Impliciet in deze overmatige race-gebaseerde stops is een machostand die dat wel is vooral overwegend onder degenen die in politiezaken gaan. Ten eerste misschien vanwege politiediensten geef vaak de voorkeur voor voormalige leden van het leger zijn politieambtenaren gevoelig pesten van de verdachten. Het zou geen verrassing moeten zijn dat meer mannelijke mannen die in politie-eenheden zijn gegooid op het leger meer vatbaar zijn voor agressief gedrag.

Dit zijn de consequenties van deze cultuur

Om het hoofd te blijven bieden aan de cultuur die op veel politiediensten heerst, moeten functionarissen elke fysieke dreiging of zelfs ongehoorzaamheid tegen geweld aangaan. Als de "Zeg haar naam "beweging heeft erop gewezen dat vrouwen van kleur, wanneer politieagenten macho krijgen, ook het slachtoffer kunnen worden van hun geweld.

Politiepesten van vrouwen kan voorkomen in de vorm van valse aanklachten, fysiek geweld of seksueel geweld. Bijvoorbeeld de voormalige politieagent uit Oklahoma City Daniel Holtzclaw werd veroordeeld voor 18-cijfers over seksuele misdrijven tegen Afrikaans-Amerikaanse vrouwen.

Ten tweede verergert masculiniteit raciale profilering omdat jonge mannen van kleur de boogeyman zijn. Ze zijn de personificatie van gevaar in de ogen van een groot deel van het publiek en de politie. Die status komt voort uit de lange geschiedenis van de VS van blanke suprematie en apartheid. Politieagenten kunnen beide proberen hun plaats in de mannelijke pikorde te behouden en oprecht bang zijn voor mannen van kleur.

Dat is de reden waarom de vermelding van een pistool door een zwarte man ertoe kan leiden dat een politieagent eerst schiet en later vraagtekens plaatst. In het geval van Castilië, als een audio-opname van de gebeurtenissen later onthuld, Castilië "Wijduitgezette neus" laat hem overrijden. En het onderwerp van verhoogde angst - een zwarte man met een pistool - heeft hem gedood.

Natuurlijk zijn politiemensen geen monolithische groep. Witte politieagenten zijn niet allemaal expliciet of zelfs impliciet vooroordelen tegen mannen van kleur. Veel politieagenten zijn zelf raciale minderheden. Bovendien, toenemende percentages van politieagenten zijn vrouwen, wier aanwezigheid verband houdt met verminderd politiegeweld.

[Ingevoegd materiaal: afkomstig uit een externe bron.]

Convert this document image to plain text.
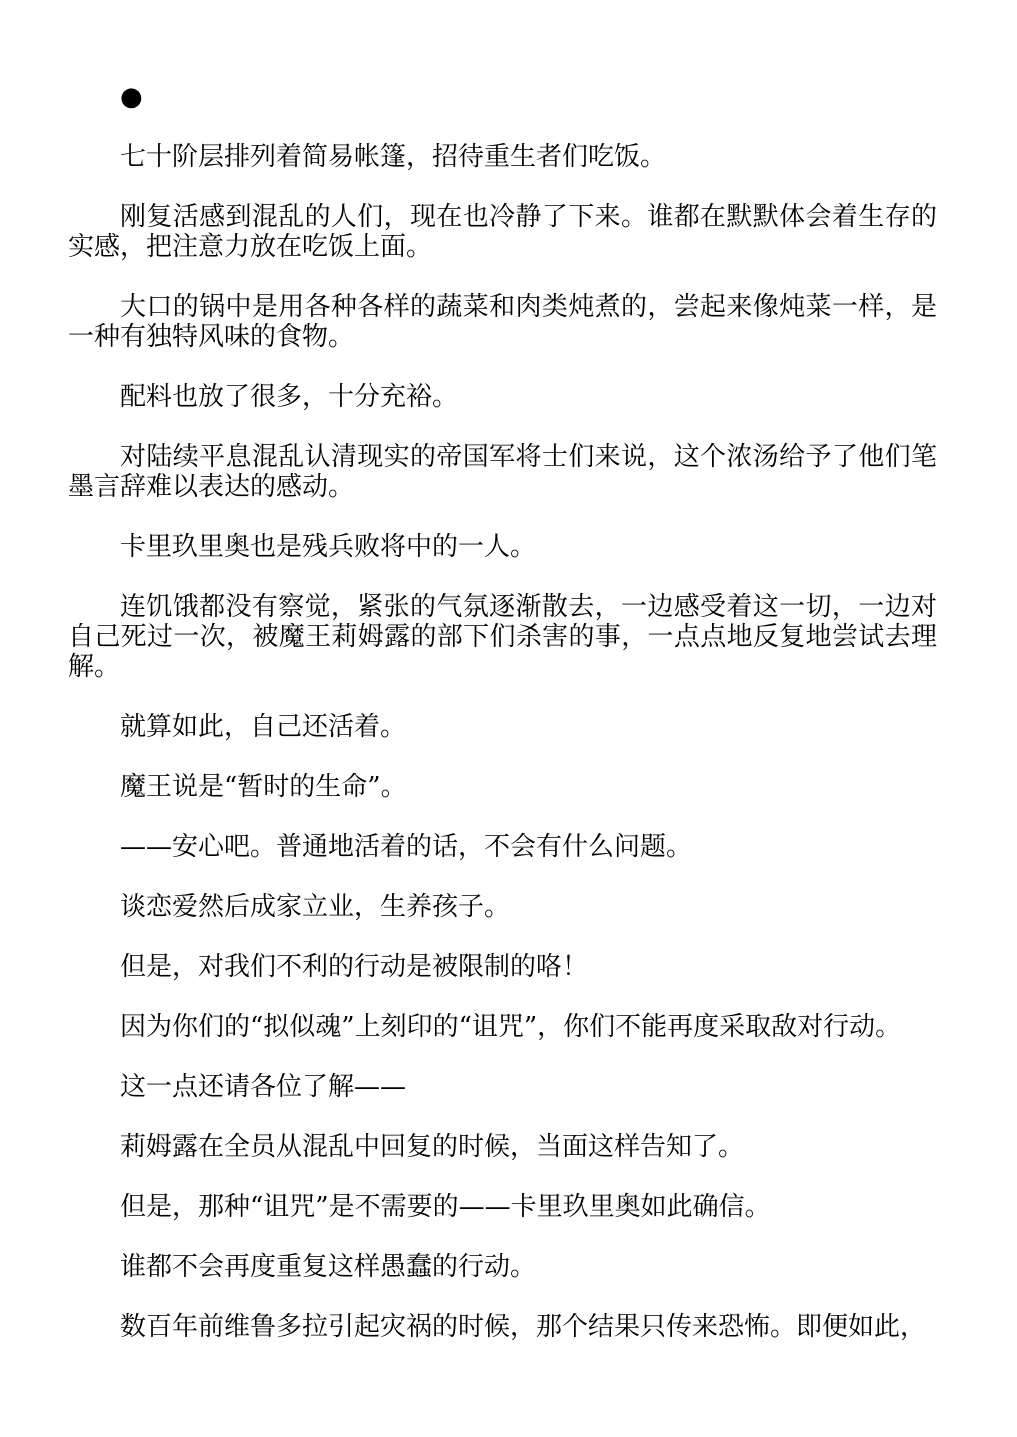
●

七十阶层排列着简易帐篷，招待重生者们吃饭。

刚复活感到混乱的人们，现在也冷静了下来。谁都在默默体会着生存的实感，把注意力放在吃饭上面。

大口的锅中是用各种各样的蔬菜和肉类炖煮的，尝起来像炖菜一样，是一种有独特风味的食物。

配料也放了很多，十分充裕。

对陆续平息混乱认清现实的帝国军将士们来说，这个浓汤给予了他们笔墨言辞难以表达的感动。

卡里玖里奥也是残兵败将中的一人。

连饥饿都没有察觉，紧张的气氛逐渐散去，一边感受着这一切，一边对自己死过一次，被魔王莉姆露的部下们杀害的事，一点点地反复地尝试去理解。

就算如此，自己还活着。

魔王说是“暂时的生命”。

——安心吧。普通地活着的话，不会有什么问题。

谈恋爱然后成家立业，生养孩子。

但是，对我们不利的行动是被限制的咯！

因为你们的“拟似魂”上刻印的“诅咒”，你们不能再度采取敌对行动。

这一点还请各位了解——

莉姆露在全员从混乱中回复的时候，当面这样告知了。

但是，那种“诅咒”是不需要的——卡里玖里奥如此确信。

谁都不会再度重复这样愚蠢的行动。

数百年前维鲁多拉引起灾祸的时候，那个结果只传来恐怖。即便如此，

Desalniettemin is het belangrijk om te erkennen dat raciale profilering en politieman machismo samen reizen, omdat het een andere aanpak vereist voor het vaststellen van politiewerk.

Weg vooruit: deescalaat

We kunnen de politie niet alleen observeren via camera's van het lichaam, want dat zal niet voorkomen dat politieagenten zich in de eerste plaats meer bedreigd voelen door mannen van kleur. In plaats daarvan moeten we politieagenten trainen om te erkennen dat velen van hen impliciete vooroordelen hebben tegen raciale minderheden en dat ze zich angstiger kunnen voelen voor mannen van kleur dan welke andere groep ook.

Terwijl ik nadenk over hoe dit voorstel werkelijkheid kan worden, heb ik hetzelfde advies voor elke kant van de politiescheiding: deescalaat.

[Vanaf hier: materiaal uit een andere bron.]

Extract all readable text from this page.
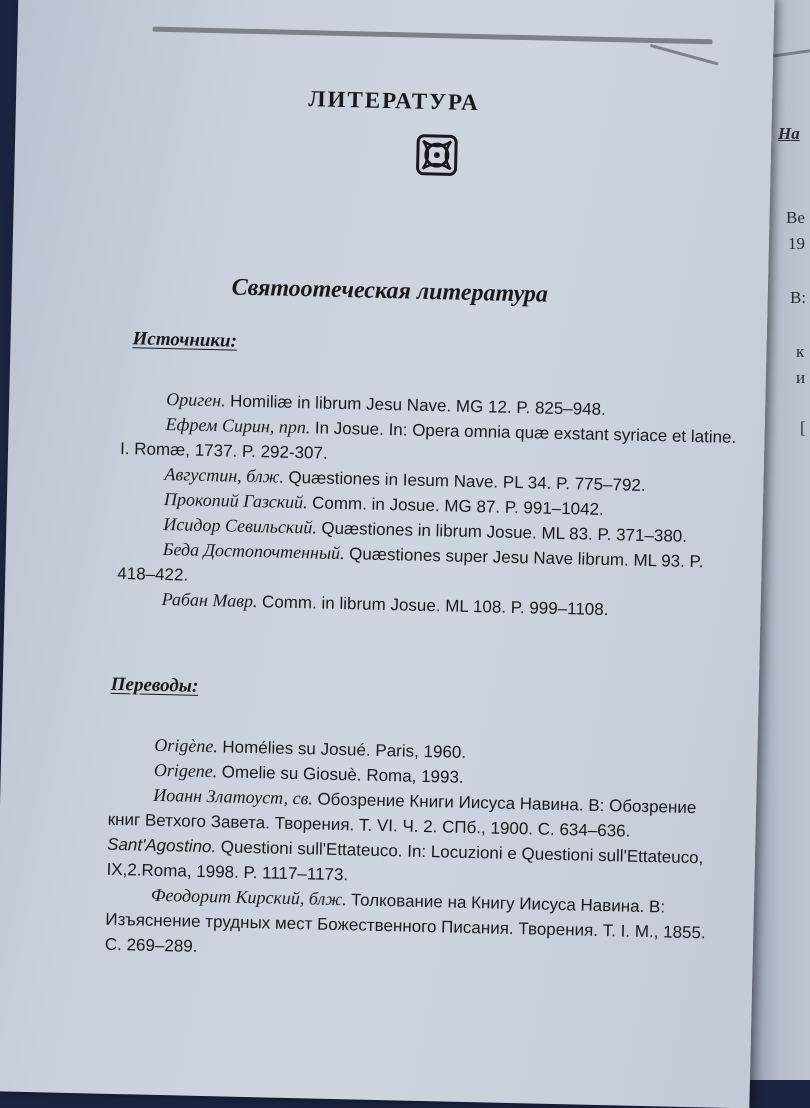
На
Ве
19
В:
к
и
[
ЛИТЕРАТУРА
Святоотеческая литература
Источники:

Ориген. Homiliæ in librum Jesu Nave. MG 12. P. 825–948.

Ефрем Сирин, прп. In Josue. In: Opera omnia quæ exstant syriace et latine. I. Romæ, 1737. P. 292-307.

Августин, блж. Quæstiones in Iesum Nave. PL 34. P. 775–792.

Прокопий Газский. Comm. in Josue. MG 87. P. 991–1042.

Исидор Севильский. Quæstiones in librum Josue. ML 83. P. 371–380.

Беда Достопочтенный. Quæstiones super Jesu Nave librum. ML 93. P. 418–422.

Рабан Мавр. Comm. in librum Josue. ML 108. P. 999–1108.

Переводы:

Origène. Homélies su Josué. Paris, 1960.

Origene. Omelie su Giosuè. Roma, 1993.

Иоанн Златоуст, св. Обозрение Книги Иисуса Навина. В: Обозрение книг Ветхого Завета. Творения. Т. VI. Ч. 2. СПб., 1900. С. 634–636. Sant'Agostino. Questioni sull'Ettateuco. In: Locuzioni e Questioni sull'Ettateuco, IX,2.Roma, 1998. P. 1117–1173.

Феодорит Кирский, блж. Толкование на Книгу Иисуса Навина. В: Изъяснение трудных мест Божественного Писания. Творения. Т. I. М., 1855. С. 269–289.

Tegen demonstranten tegen de politie zeg ik dit: na Baton Rouge moet je, terecht of niet, als eerste gaan. Stop niet met het bekritiseren van raciale profilering en politieman machismo, maar verwerp ondubbelzinnig schietende politieagenten.

Voor politieagenten zeg ik dit: u voelt zich terecht kwetsbaar, maar zet dit conflict niet op de helling. Vergoelijk het idee niet gevorderd in sommige conservatieve kwartalen dat het doden van politieagenten betekent dat je misdaad moet laten stijgen. Eer je gevallen kameraden door je werk nog beter te doen.

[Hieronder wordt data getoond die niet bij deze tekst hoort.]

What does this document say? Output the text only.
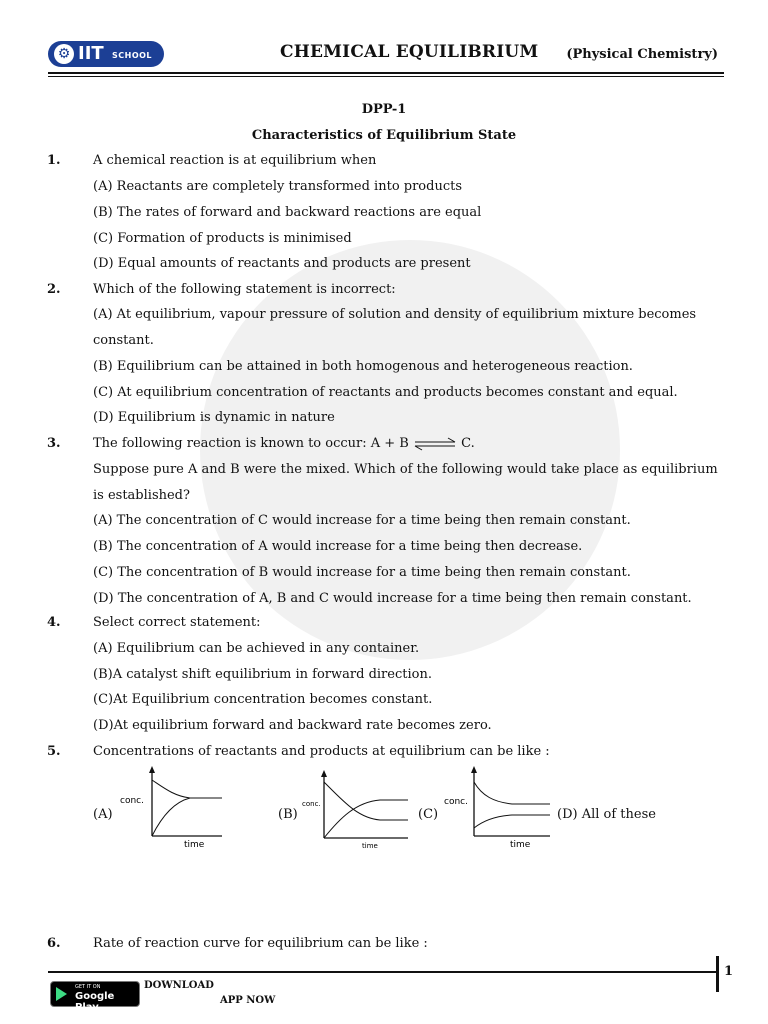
⚙ IIT SCHOOL	CHEMICAL EQUILIBRIUM (Physical Chemistry)
DPP-1
Characteristics of Equilibrium State
1. A chemical reaction is at equilibrium when
(A) Reactants are completely transformed into products
(B) The rates of forward and backward reactions are equal
(C) Formation of products is minimised
(D) Equal amounts of reactants and products are present
2. Which of the following statement is incorrect:
(A) At equilibrium, vapour pressure of solution and density of equilibrium mixture becomes
constant.
(B) Equilibrium can be attained in both homogenous and heterogeneous reaction.
(C) At equilibrium concentration of reactants and products becomes constant and equal.
(D) Equilibrium is dynamic in nature
3. The following reaction is known to occur: A + B ⇌ C.
Suppose pure A and B were the mixed. Which of the following would take place as equilibrium
is established?
(A) The concentration of C would increase for a time being then remain constant.
(B) The concentration of A would increase for a time being then decrease.
(C) The concentration of B would increase for a time being then remain constant.
(D) The concentration of A, B and C would increase for a time being then remain constant.
4. Select correct statement:
(A) Equilibrium can be achieved in any container.
(B)A catalyst shift equilibrium in forward direction.
(C)At Equilibrium concentration becomes constant.
(D)At equilibrium forward and backward rate becomes zero.
5. Concentrations of reactants and products at equilibrium can be like :
(A)
conc.
time
(B)
conc.
time
(C)
conc.
time
(D) All of these
6. Rate of reaction curve for equilibrium can be like :
1
GET IT ON
Google Play
DOWNLOAD
APP NOW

In de dagelijkse praktijk betekent dit dat deescalatietechnieken worden gebruikt om potentiële conflicten om te zetten in vreedzame oplossingen. Deescalatie van het algehele conflict tussen politieagenten en demonstranten zal niet gemakkelijk zijn, maar het is de moeite waard.

Over de auteur

Frank Rudy Cooper, hoogleraar in de rechten, Suffolk University

Dit artikel is oorspronkelijk gepubliceerd op The Conversation. Lees de originele artikel.